Religionssoziologen beobachten die Wandlungen im Katholizismus

"Glaube kann cool sein"

Säkularisierung, Individualisierung oder Rückzug ins Private - wo steht der Katholizismus? Gibt es ihn überhaupt noch in der öffentlichen Wahrnehmung, wie tritt er in Erscheinung? Antworten darauf wollten die Mitglieder der Sektion Soziologie der Görres-Gesellschaft in Würzburg auf deren Generalversammlung geben - und weitere Forschungen anregen.

Autor/in:
Christian Wölfel
 (DR)

Privat oder öffentlich - nach den Worten des Freiburger Religionssoziologen Michael Ebertz sind die Grenzen zwischen beiden Kategorien längst verschwommen und daher überholt zur Beschreibung bestimmter Erscheinungsweisen. Im Internet machen unzählige Gläubige ihren ganz persönlichen Glauben öffentlich, sei es auf eigenen Homepages oder in Foren. Das geschieht aber auch in privat finanzierten Kirchenradios oder Fernsehstationen. Der ZDF-Fernsehgottesdienst dagegen ermöglicht höchst private Handlungen am Bildschirm zu Hause. Der Zuschauer kann dabei auch seine Wäsche bügeln - wenn er will.

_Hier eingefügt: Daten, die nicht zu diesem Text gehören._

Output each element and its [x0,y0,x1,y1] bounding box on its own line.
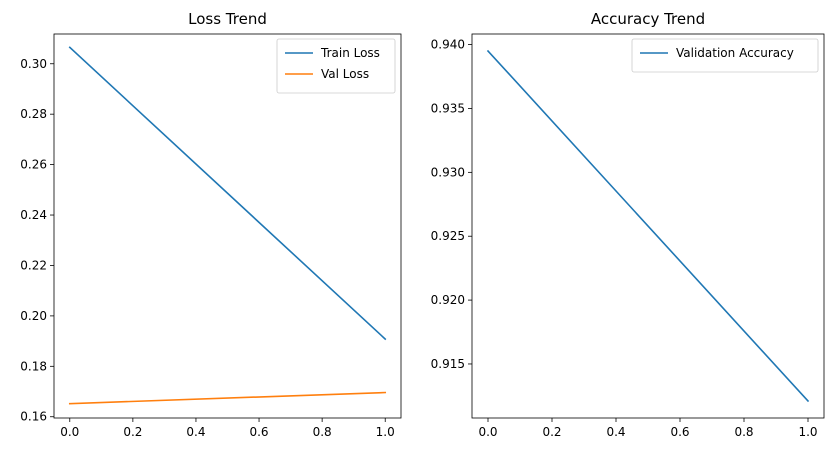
accuracy-y-tick-label: 0.940 [431,38,465,52]
accuracy-y-tick-label: 0.925 [431,229,465,243]
accuracy-y-tick-label: 0.935 [431,101,465,115]
accuracy-trend-chart: Accuracy Trend 0.0 0.2 0.4 0.6 0.8 1.0 0.915 0.9… [431,10,825,439]
loss-chart-title: Loss Trend [188,10,267,28]
loss-x-tick-label: 0.6 [249,425,268,439]
loss-x-tick-label: 0.0 [60,425,79,439]
loss-x-tick-label: 1.0 [376,425,395,439]
loss-y-tick-label: 0.20 [20,309,47,323]
loss-y-tick-label: 0.24 [20,208,47,222]
accuracy-x-tick-label: 0.2 [542,425,561,439]
accuracy-series-line-validation-accuracy [486,49,810,403]
loss-axes-frame [53,33,402,419]
loss-legend-label: Val Loss [321,67,369,81]
loss-y-tick-label: 0.16 [20,410,47,424]
loss-x-tick-label: 0.4 [186,425,205,439]
accuracy-chart-title: Accuracy Trend [591,10,705,28]
loss-y-tick-label: 0.18 [20,359,47,373]
accuracy-legend-label: Validation Accuracy [676,46,794,60]
accuracy-x-tick-label: 0.0 [478,425,497,439]
accuracy-y-tick-label: 0.930 [431,165,465,179]
accuracy-y-tick-label: 0.915 [431,357,465,371]
loss-series-line-val-loss [68,391,387,405]
loss-y-tick-label: 0.28 [20,107,47,121]
accuracy-y-tick-label: 0.920 [431,293,465,307]
loss-legend-label: Train Loss [320,46,380,60]
accuracy-axes-frame [471,33,825,419]
accuracy-x-tick-label: 0.8 [734,425,753,439]
loss-series-line-train-loss [68,46,387,341]
loss-y-tick-label: 0.26 [20,158,47,172]
loss-x-tick-label: 0.8 [313,425,332,439]
loss-x-tick-label: 0.2 [123,425,142,439]
accuracy-x-tick-label: 0.6 [670,425,689,439]
accuracy-x-tick-label: 1.0 [798,425,817,439]
loss-trend-chart: Loss Trend 0.0 0.2 0.4 0.6 0.8 1.0 0.16 0.18 0.20… [20,10,402,439]
accuracy-x-tick-label: 0.4 [606,425,625,439]
loss-y-tick-label: 0.22 [20,258,47,272]
loss-y-tick-label: 0.30 [20,57,47,71]
accuracy-legend [631,38,819,73]
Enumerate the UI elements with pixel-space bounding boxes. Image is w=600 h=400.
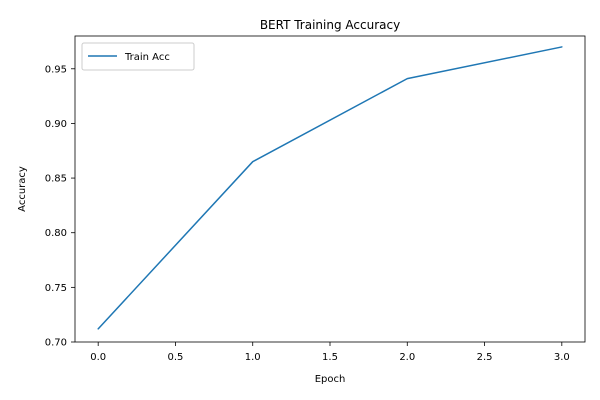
chart-title: BERT Training Accuracy bbox=[260, 18, 400, 32]
x-axis-label: Epoch bbox=[315, 374, 346, 385]
y-tick-label: 0.95 bbox=[45, 64, 67, 75]
legend-label-train-acc: Train Acc bbox=[124, 52, 170, 63]
y-tick-label: 0.70 bbox=[45, 338, 67, 349]
line-series-train-acc bbox=[97, 46, 563, 330]
x-tick-label: 2.5 bbox=[477, 352, 493, 363]
x-tick-label: 3.0 bbox=[554, 352, 570, 363]
y-tick-label: 0.75 bbox=[45, 283, 67, 294]
y-tick-label: 0.90 bbox=[45, 119, 67, 130]
y-tick-label: 0.80 bbox=[45, 228, 67, 239]
y-axis-label: Accuracy bbox=[17, 166, 28, 212]
x-tick-label: 0.0 bbox=[90, 352, 106, 363]
x-axis-ticks: 0.0 0.5 1.0 1.5 2.0 2.5 3.0 bbox=[90, 342, 570, 363]
x-tick-label: 2.0 bbox=[399, 352, 415, 363]
x-tick-label: 1.0 bbox=[245, 352, 261, 363]
legend: Train Acc bbox=[81, 42, 195, 71]
legend-box bbox=[81, 42, 195, 71]
y-tick-label: 0.85 bbox=[45, 174, 67, 185]
series-layer bbox=[97, 46, 563, 330]
x-tick-label: 1.5 bbox=[322, 352, 338, 363]
x-tick-label: 0.5 bbox=[168, 352, 184, 363]
y-axis-ticks: 0.70 0.75 0.80 0.85 0.90 0.95 bbox=[45, 64, 75, 349]
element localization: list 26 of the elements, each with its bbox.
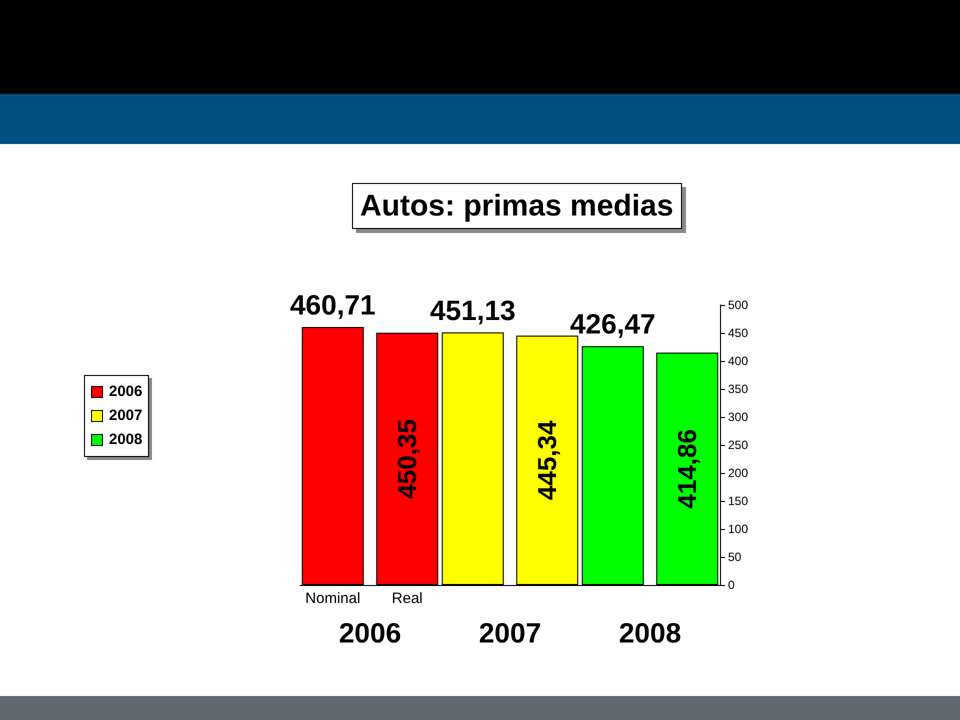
category-label: 2008 <box>109 431 142 448</box>
y-tick-label: 200 <box>728 466 748 480</box>
data-label: 414,86 <box>672 429 702 509</box>
chart-title: Autos: primas medias <box>360 190 674 222</box>
y-tick-label: 400 <box>728 354 748 368</box>
y-tick-label: 250 <box>728 438 748 452</box>
x-tick-label: 2007 <box>478 618 542 648</box>
data-label: 445,34 <box>532 420 562 500</box>
x-tick-label: 2006 <box>338 618 402 648</box>
data-label: 460,71 <box>290 290 376 320</box>
y-tick-label: 350 <box>728 382 748 396</box>
y-tick-label: 150 <box>728 494 748 508</box>
y-tick-label: 50 <box>728 550 742 564</box>
y-tick-label: 500 <box>728 298 748 312</box>
series-label: Real <box>392 590 423 607</box>
y-tick-label: 0 <box>728 578 735 592</box>
data-label: 426,47 <box>570 308 656 340</box>
y-tick-label: 300 <box>728 410 748 424</box>
series-label: Nominal <box>305 590 360 607</box>
y-tick-label: 450 <box>728 326 748 340</box>
data-label: 451,13 <box>430 294 516 326</box>
category-label: 2007 <box>109 407 142 424</box>
x-tick-label: 2008 <box>618 618 682 648</box>
category-label: 2006 <box>109 383 142 400</box>
data-label: 450,35 <box>392 419 422 499</box>
y-tick-label: 100 <box>728 522 748 536</box>
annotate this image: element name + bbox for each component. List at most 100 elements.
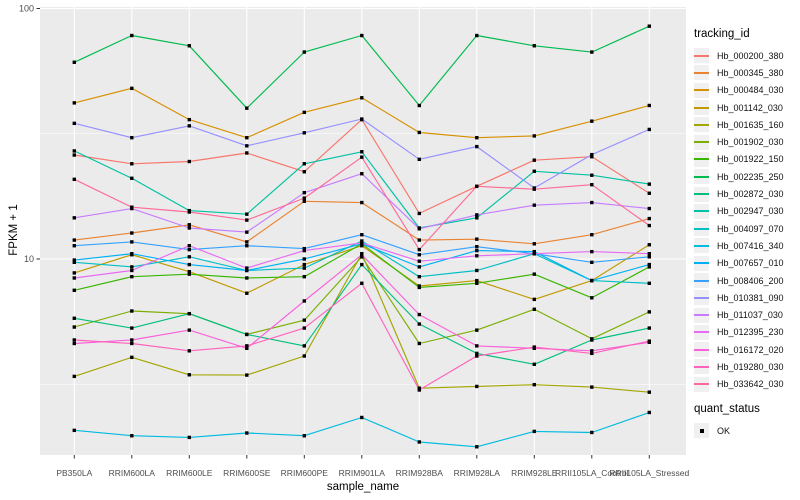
svg-text:PB350LA: PB350LA — [56, 468, 92, 478]
legend-item: Hb_000200_380 — [694, 47, 798, 64]
svg-text:100: 100 — [19, 4, 34, 14]
svg-text:RRII105LA_Stressed: RRII105LA_Stressed — [609, 468, 689, 478]
svg-text:RRIM600LE: RRIM600LE — [166, 468, 213, 478]
legend-item-label: Hb_012395_230 — [717, 327, 784, 338]
legend-item: Hb_007416_340 — [694, 237, 798, 254]
legend-key-box — [694, 48, 709, 64]
legend-item: Hb_011037_030 — [694, 306, 798, 323]
legend-item: Hb_002947_030 — [694, 203, 798, 220]
legend-item-label: Hb_016172_020 — [717, 344, 784, 355]
legend-key-box — [694, 100, 709, 116]
legend-key-box — [694, 342, 709, 358]
legend-key-box — [694, 82, 709, 98]
legend-item: Hb_002235_250 — [694, 168, 798, 185]
legend-item-label: Hb_002947_030 — [717, 206, 784, 217]
legend-item: Hb_004097_070 — [694, 220, 798, 237]
legend-item: Hb_010381_090 — [694, 289, 798, 306]
series-line-icon — [694, 365, 709, 368]
legend-key-box — [694, 255, 709, 271]
ok-square-icon — [699, 428, 704, 433]
legend-title-quant-status: quant_status — [694, 402, 760, 415]
legend-item-label: Hb_000345_380 — [717, 67, 784, 78]
legend-item-label: Hb_011037_030 — [717, 310, 783, 321]
legend-item-label: Hb_019280_030 — [717, 361, 784, 372]
legend-quant-status: quant_status OK — [694, 403, 798, 439]
legend-item: Hb_012395_230 — [694, 324, 798, 341]
svg-text:RRIM928LE: RRIM928LE — [511, 468, 558, 478]
legend-item-label: Hb_007657_010 — [717, 258, 784, 269]
legend-key-box — [694, 117, 709, 133]
series-line-icon — [694, 314, 709, 317]
series-line-icon — [694, 141, 709, 144]
series-line-icon — [694, 106, 709, 109]
series-line-icon — [694, 54, 709, 57]
legend-item: Hb_001635_160 — [694, 116, 798, 133]
svg-text:RRIM901LA: RRIM901LA — [339, 468, 386, 478]
legend-item: Hb_001902_030 — [694, 133, 798, 150]
legend-item-label: Hb_000484_030 — [717, 85, 784, 96]
series-line-icon — [694, 175, 709, 178]
series-line-icon — [694, 71, 709, 74]
legend-item-label: OK — [717, 425, 731, 436]
legend-item-label: Hb_002235_250 — [717, 171, 784, 182]
series-line-icon — [694, 89, 709, 92]
x-axis-title: sample_name — [326, 481, 400, 493]
svg-text:RRIM600SE: RRIM600SE — [223, 468, 271, 478]
legend-item-label: Hb_000200_380 — [717, 50, 784, 61]
series-line-icon — [694, 331, 709, 334]
legend-title-tracking-id: tracking_id — [694, 28, 750, 40]
legend-key-box — [694, 324, 709, 340]
legend-item-label: Hb_004097_070 — [717, 223, 784, 234]
legend-key-box — [694, 221, 709, 237]
legend-item-label: Hb_001922_150 — [717, 154, 784, 165]
legend-key-box — [694, 151, 709, 167]
series-line-icon — [694, 244, 709, 247]
legend-item: Hb_002872_030 — [694, 185, 798, 202]
series-line-icon — [694, 210, 709, 213]
series-line-icon — [694, 262, 709, 265]
legend-key-box — [694, 273, 709, 288]
legend-item-label: Hb_007416_340 — [717, 240, 784, 251]
legend-item-label: Hb_010381_090 — [717, 292, 784, 303]
series-line-icon — [694, 158, 709, 161]
legend-item: Hb_000345_380 — [694, 64, 798, 81]
svg-text:RRII105LA_Control: RRII105LA_Control — [555, 468, 629, 478]
legend-key-box — [694, 359, 709, 375]
legend-item: Hb_016172_020 — [694, 341, 798, 358]
legend-item: Hb_019280_030 — [694, 358, 798, 375]
legend-item: Hb_007657_010 — [694, 255, 798, 272]
legend-key-box — [694, 169, 709, 185]
legend-key-box — [694, 65, 709, 81]
series-line-icon — [694, 296, 709, 299]
legend-key-box — [694, 423, 709, 439]
legend-item-label: Hb_001902_030 — [717, 137, 784, 148]
legend-key-box — [694, 203, 709, 219]
legend-item: Hb_001922_150 — [694, 151, 798, 168]
y-axis-title: FPKM + 1 — [8, 204, 20, 256]
series-line-icon — [694, 348, 709, 351]
svg-text:RRIM928LA: RRIM928LA — [454, 468, 501, 478]
legend-key-box — [694, 134, 709, 150]
series-line-icon — [694, 279, 709, 282]
svg-text:RRIM600PE: RRIM600PE — [281, 468, 329, 478]
legend-item: Hb_001142_030 — [694, 99, 798, 116]
svg-text:10: 10 — [24, 254, 34, 264]
svg-text:RRIM600LA: RRIM600LA — [109, 468, 156, 478]
series-line-icon — [694, 123, 709, 126]
legend-item: Hb_000484_030 — [694, 82, 798, 99]
legend-item-label: Hb_008406_200 — [717, 275, 784, 286]
series-line-icon — [694, 227, 709, 230]
series-line-icon — [694, 383, 709, 386]
legend-key-box — [694, 307, 709, 323]
legend-item-label: Hb_001142_030 — [717, 102, 783, 113]
legend-key-box — [694, 290, 709, 306]
legend-key-box — [694, 186, 709, 202]
legend-items-tracking-id: Hb_000200_380 Hb_000345_380 Hb_000484_03… — [694, 47, 798, 393]
legend-key-box — [694, 238, 709, 254]
legend-item-label: Hb_002872_030 — [717, 189, 784, 200]
legend-item-label: Hb_033642_030 — [717, 379, 784, 390]
series-line-icon — [694, 193, 709, 196]
legend-item: Hb_008406_200 — [694, 272, 798, 289]
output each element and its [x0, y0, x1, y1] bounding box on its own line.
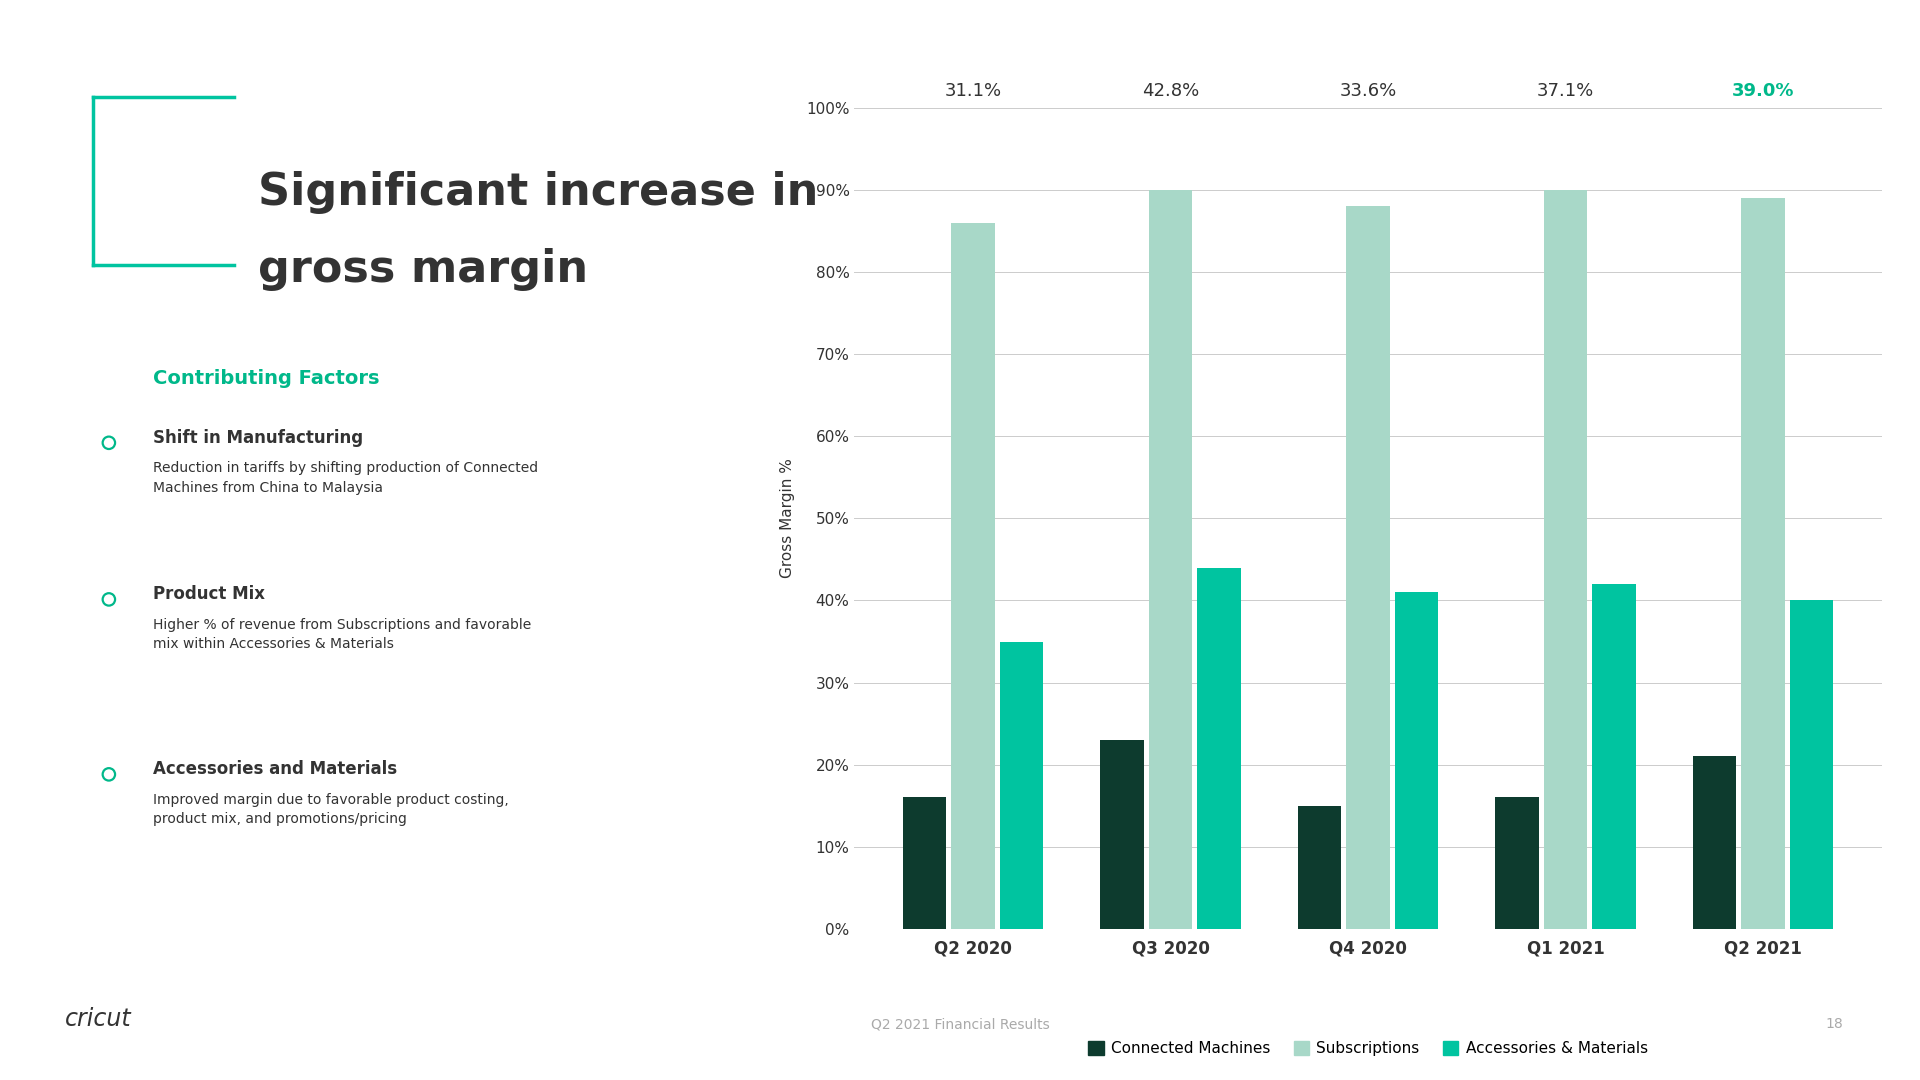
Bar	[1789, 600, 1834, 929]
Text: Higher % of revenue from Subscriptions and favorable
mix within Accessories & Ma: Higher % of revenue from Subscriptions a…	[154, 618, 532, 651]
Text: Q2 2021 Financial Results: Q2 2021 Financial Results	[870, 1017, 1050, 1031]
Bar	[1496, 797, 1538, 929]
Point	[94, 434, 125, 451]
Text: Contributing Factors: Contributing Factors	[154, 369, 380, 389]
Bar	[1000, 642, 1043, 929]
Bar	[1693, 756, 1736, 929]
Text: 42.8%: 42.8%	[1142, 82, 1200, 99]
Text: Shift in Manufacturing: Shift in Manufacturing	[154, 429, 363, 447]
Text: Product Mix: Product Mix	[154, 585, 265, 604]
Bar	[1198, 568, 1240, 929]
Bar	[1544, 190, 1588, 929]
Bar	[950, 222, 995, 929]
Bar	[1298, 806, 1342, 929]
Text: cricut: cricut	[65, 1008, 131, 1031]
Bar	[1100, 740, 1144, 929]
Y-axis label: Gross Margin %: Gross Margin %	[780, 459, 795, 578]
Text: 37.1%: 37.1%	[1536, 82, 1594, 99]
Bar	[1394, 592, 1438, 929]
Bar	[902, 797, 947, 929]
Text: Accessories and Materials: Accessories and Materials	[154, 760, 397, 779]
Legend: Connected Machines, Subscriptions, Accessories & Materials: Connected Machines, Subscriptions, Acces…	[1083, 1035, 1653, 1063]
Bar	[1741, 199, 1786, 929]
Text: 33.6%: 33.6%	[1340, 82, 1396, 99]
Text: Significant increase in: Significant increase in	[257, 171, 818, 214]
Bar	[1148, 190, 1192, 929]
Text: Improved margin due to favorable product costing,
product mix, and promotions/pr: Improved margin due to favorable product…	[154, 793, 509, 826]
Point	[94, 766, 125, 783]
Text: gross margin: gross margin	[257, 248, 588, 292]
Point	[94, 591, 125, 608]
Text: Reduction in tariffs by shifting production of Connected
Machines from China to : Reduction in tariffs by shifting product…	[154, 461, 538, 495]
Bar	[1592, 584, 1636, 929]
Text: 18: 18	[1826, 1017, 1843, 1031]
Bar	[1346, 206, 1390, 929]
Text: 31.1%: 31.1%	[945, 82, 1002, 99]
Text: 39.0%: 39.0%	[1732, 82, 1795, 99]
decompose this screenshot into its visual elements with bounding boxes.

Nach Ebertz' Beobachtungen ist der öffentliche Spielraum für die Kirche größer geworden. Als Institution nimmt sie an politischen Diskussionen teil, etwa wenn es um den Sonntagsschutz und Ladenöffnungszeiten geht. Und nicht erst bei Weltjugendtagen zeigt sie ihre visuelle Öffentlichkeitskompetenz, sondern auch bei Wallfahrten oder Heiligsprechungen. Die Kirche ist nach den Worten des Wissenschaftlers «der älteste global-player, der die Sozialform des Events als Plattform zur Unternehmenskommunikation nutzt».

"Popkultur mit dem Katholizismus vermählt"
Zu Weltjugendtagen wie im August im australischen Sydney treffen sich internationale profane und religiöse «Jetset-Prominenz». Dazu zählt Ebertz auch die Bischöfe. Und die erleben dann auch gleich, was passiert, wenn sich jugendliche Popkultur mit dem Katholizismus vermählt, wie es der Koblenzer Soziologe Winfried Gebhardt in seiner Studie zum Kölner Großereignis vor zwei Jahren beschreibt. «Glaube kann auch cool sein», so sein Fazit - widerständig und weltoffen zugleich. Da gibt es dann Pieta-Tattoos, aufblasbare Kreuze und Warnwesten mit dem Konterfei des Papstes: Dinge des Alltags, «religiös imprägniert».

Gebhardt warnt davor, dies als «Pilger-Plunder» abzutun. Immerhin sei der auf dem Weltjugendtag gelebte Katholizismus zwar individuell, aber zugleich noch im Rahmen der Institution Kirche. Denn die habe, bei allen Pluralisierungstendenzen, weiter auch eine wichtige öffentliche Funktion für den Katholizismus, wie Ebertz sagt. Er spricht sogar von einer «Verkirchlichung des öffentlichen Katholizismus». Selbstorganisierte Verbände und Laiengremien verlören an Bedeutung, nicht zuletzt durch ihre wachsende finanzielle Abhängigkeit von der verfassten Kirche.

Marienerscheinungen
Einen ganz eigenen Zugang zum Thema wählte der Berliner Soziologe Hubert Knoblauch. Er hat sich Marienerscheinungen näher angeschaut, speziell die umstrittenen Phänomene in Marpingen im Saarland. Anhand von Bildern, Texten und Videos stellte er fest, es gebe eine «Mediatisierung» der behaupteten Erscheinungen. So würden die Worte der vermeintlichen «Seherinnen» von Videokameras festgehalten. Doch nicht nur das. Die Verantwortlichen griffen in das Ereignis der Erscheinung selbst bewusst ein zum Zwecke seiner mediengerechten Vermarktung. Die Seherinnen würden an einen besser sichtbaren Platz geschoben, den Blick nicht in Richtung einer etwaigen Erscheinung, sondern in die Kameras gerichtet.

Dass sie gleichzeitig unterschiedliche Worte hörten, stört das Publikum nicht weiter, wie Knoblauch konstatierte. Die Menschen kämen wohl, um eine spirituelle Erfahrung zu machen, eine ganz subjektive und persönliche. Aber die Privatisierung des Katholizismus vollzieht sich mitten in der Öffentlichkeit.